- Other name: Vic Meyer
- Occupation: Psychologist
- Known for: Behavioral therapy (exposure response prevention)

= Vic Meyer =

British psychologist (died 2005)

Victor Campbell Meyer, or Vic Meyer, was a British psychologist at the Middlesex Hospital Medical School of the University of London (now UCL Medical School) and has been called the father of behavioral case formulation, an approach toward understanding complex psychiatric problems using learning principles derived from scientific psychological research and uniquely adapted to the individual case by means of the experimental method as a way to develop an effective intervention regimen. Meyer is credited by the British Psychological Society for his influential work in creating case formulation along with three other innovators: Hans Eysenck, Monte B. Shapiro, and Ira Turkat. Turkat credited Meyer as the pioneer of the framework of what is generally known today as case formulation, a required core skill for all British practicing psychologists since 2011.

==Early years==
Prior to becoming a psychologist, Meyer was an RAF pilot. His plane was shot down in France during the Second World War, and he was captured as a Prisoner of War.

==Early career==
Early in his career as a psychologist (mid 1960s), Meyer created the first successful psychological treatment for obsessive–compulsive motor rituals known as response prevention — which became a well established, scientifically validated treatment method used around the world for children and adults so afflicted. Meyer devised this procedure from his analysis of fear extinguishment in animals via flooding and applied it to human cases in the psychiatric setting that, at the time, were considered intractable. The treatment procedure is currently called exposure and response prevention (ERP) and its success clinically and scientifically has been summarized as "spectacular" by prominent psychology professor, Stanley Rachman decades following Meyer's creation of the method. Meyer was among the first psychologists to show that complex psychiatric problems could indeed be treated successfully by psychological methods.
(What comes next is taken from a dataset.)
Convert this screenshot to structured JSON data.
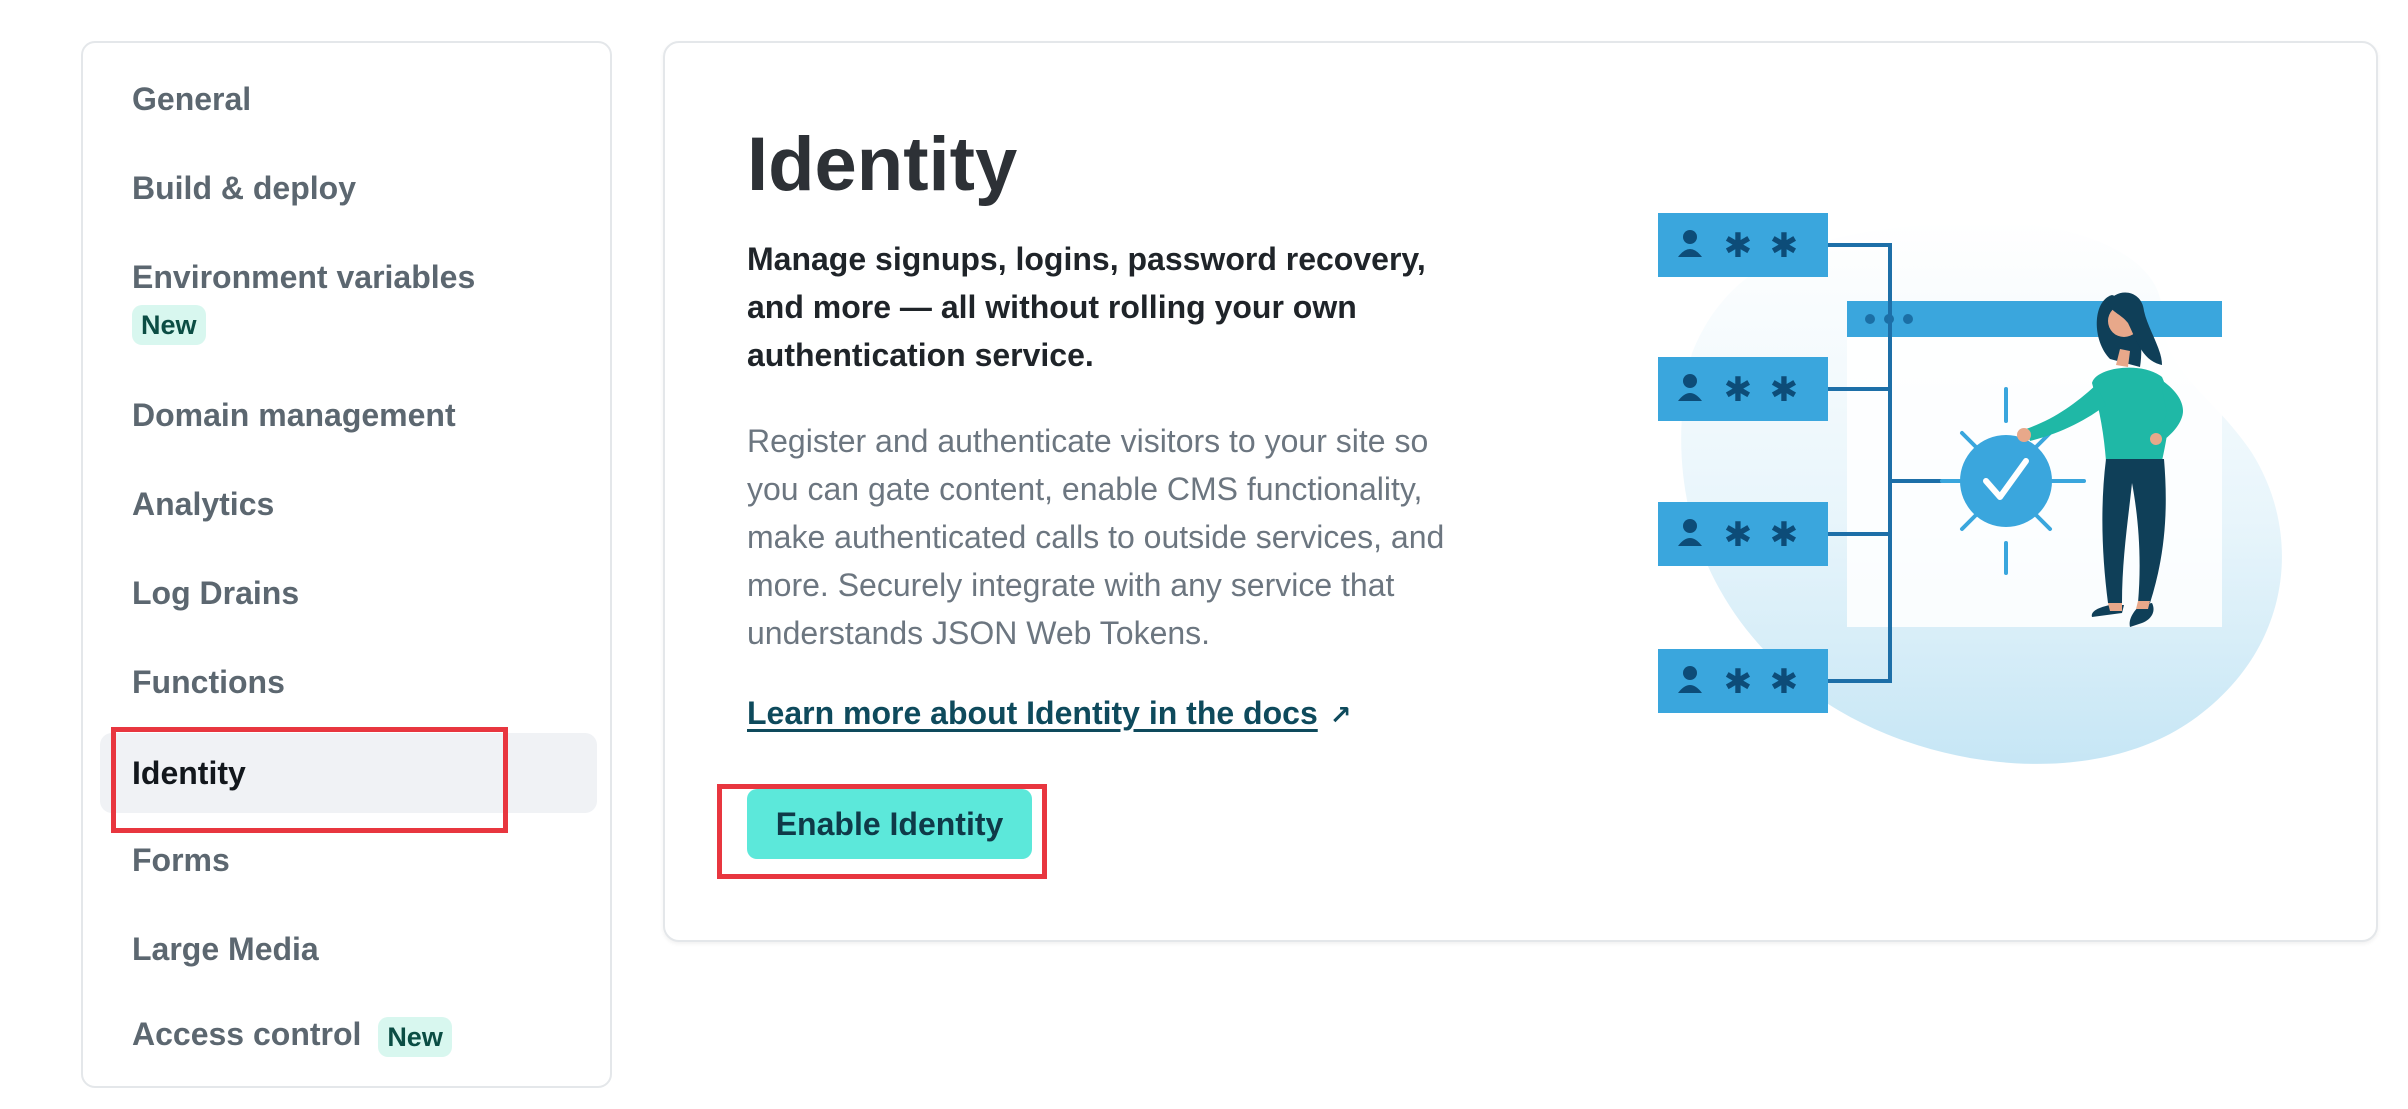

==Boards and program creations==
Meyer was the Founding President of the British Association for Behavioral and Cognitive Psychotherapies (originally known as the British Association of Behavioral Psychotherapy) and served as its first president in 1972. He also created the first behavior therapy training program in the United Kingdom at the Middlesex Hospital.

==Recognition==
Meyer was known as the top clinical trainer in behavior therapy in the United Kingdom. American psychologist Ira Turkat who worked with Meyer, described Meyer as the most fascinating interviewer he had ever seen, who not only attracted therapists from around the world to London to observe his interviewing and case formulation skills, but Meyer often traveled across the globe interviewing patients in front of audiences of mental health professionals to teach his case formulation approach. Meyer's interview demonstrations in front of mental health professional audiences excited other psychologists' interest.